Leveraging Test Replay Videos
One of the most valuable features of Harness AI Test Automation is the ability to watch video recordings of test executions:
- Always review videos for failed tests: The visual record often makes it immediately obvious what went wrong
- Look for timing issues: Videos can reveal race conditions or premature actions
- Identify visual discrepancies: Sometimes tests fail because elements have moved or changed appearance
- Validate user experience: Even when tests pass, videos can reveal slow performance or unexpected behaviors
- Share with stakeholders: Videos provide accessible evidence of issues for non-technical team members
Best practices for test replay analysis:
- Set up automatic recording: Configure your system to always record test executions
- Establish retention policies: Determine how long to keep videos based on your needs and storage constraints
- Consider selective recording: For very large test suites, you might record only failures or critical workflows
- Add screenshots at key points: Supplement videos with targeted screenshots at critical validation points
- Tag and categorize issues: Use a consistent system to classify the types of failures you observe
Comprehensive Test Analysis
Beyond video replays, Harness AI Test Automation provides rich diagnostic information to help you understand test results:
- Review execution logs: Detailed logs provide insights into what happened during test execution
- Analyze error messages: System-generated errors often point directly to the root cause
- Examine element states: Information about element properties at the time of failure can be invaluable
- Look for patterns: Recurring issues often indicate systemic problems in either the application or the tests
- Compare across environments: Different results in different environments can help isolate infrastructure issues
Best practices for thorough analysis:
- Establish a systematic approach: Create a consistent process for investigating failures
- Document common issues: Maintain a knowledge base of frequently encountered problems and their solutions
- Track flakiness: Monitor tests that fail intermittently, as these often indicate timing or state management issues
- Correlate with application changes: Link test failures to recent code or configuration changes
- Prioritize by impact: Focus first on failures in critical workflows or high-risk areas
Additional Resources
For comprehensive documentation on all aspects of Harness AI Test Automation, please go over our documentation.
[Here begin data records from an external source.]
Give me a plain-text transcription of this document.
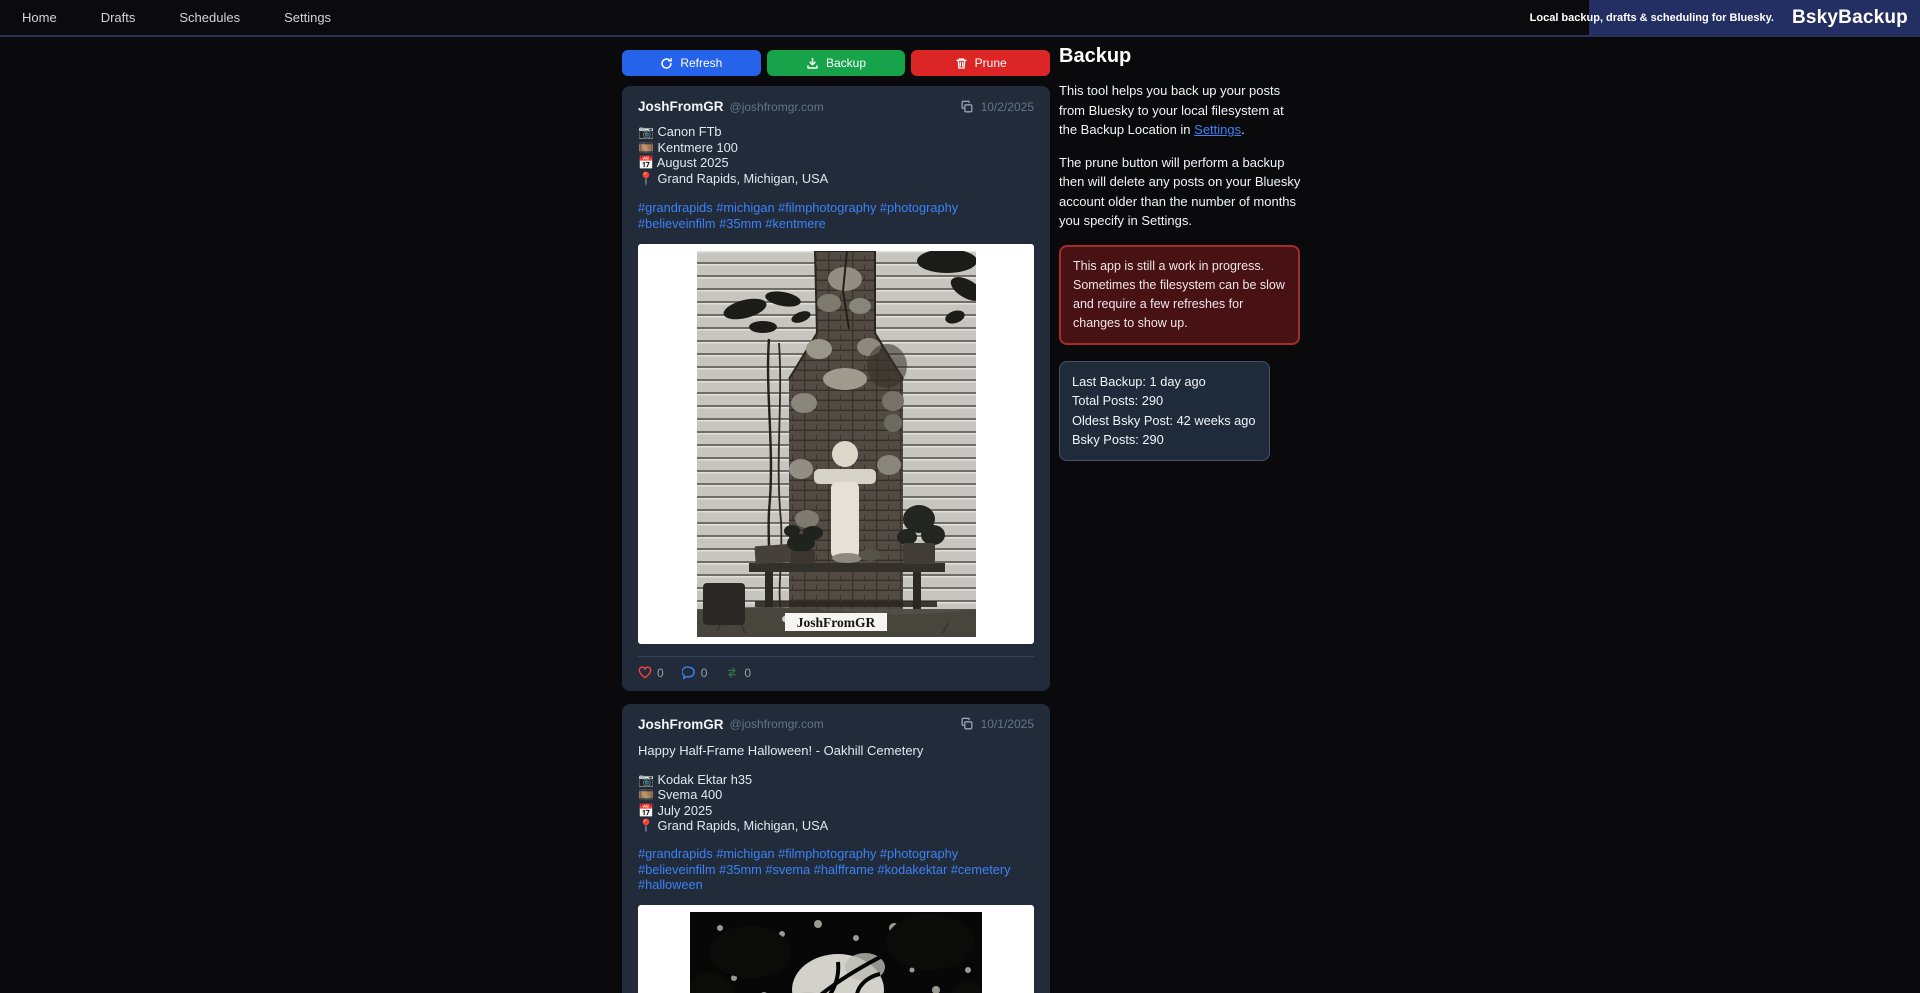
Home	Drafts	Schedules	Settings	Local backup, drafts & scheduling for Bluesky. BskyBackup
Refresh	Backup	Prune
JoshFromGR @joshfromgr.com	10/2/2025
📷 Canon FTb
🎞️ Kentmere 100
📅 August 2025
📍 Grand Rapids, Michigan, USA
#grandrapids #michigan #filmphotography #photography #believeinfilm #35mm #kentmere
JoshFromGR
0	0	0
JoshFromGR @joshfromgr.com	10/1/2025
Happy Half-Frame Halloween! - Oakhill Cemetery
📷 Kodak Ektar h35
🎞️ Svema 400
📅 July 2025
📍 Grand Rapids, Michigan, USA
#grandrapids #michigan #filmphotography #photography #believeinfilm #35mm #svema #halfframe #kodakektar #cemetery #halloween
Backup

This tool helps you back up your posts from Bluesky to your local filesystem at the Backup Location in Settings.

The prune button will perform a backup then will delete any posts on your Bluesky account older than the number of months you specify in Settings.

This app is still a work in progress. Sometimes the filesystem can be slow and require a few refreshes for changes to show up.
Last Backup: 1 day ago
Total Posts: 290
Oldest Bsky Post: 42 weeks ago
Bsky Posts: 290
Our documentation covers:
- Detailed setup instructions for different environments
- Advanced configuration options for specialized scenarios
- Integrations with CI/CD systems and other development tools
- Troubleshooting guides for common issues
- Details of all commands
The Harness support slack is also an excellent resource for sharing best practices, asking questions, and learning from other users' experiences. Consider joining our community slack and participating in discussions to enhance your knowledge and contribute your insights.
Conclusion
Creating effective end-to-end UI tests with Harness AI Test Automation requires thoughtful design, strategic use of AI capabilities, appropriate editing techniques, and smart execution strategies. By following the best practices outlined in this guide, you can build a test suite that provides reliable validation of your application while remaining maintainable and efficient.
Remember that test automation is an iterative process. Continuously evaluate and refine your approach based on your team's experiences and the evolving needs of your application. With the right practices in place, Harness AI Test Automation can significantly enhance your quality assurance efforts and contribute to delivering a superior user experience.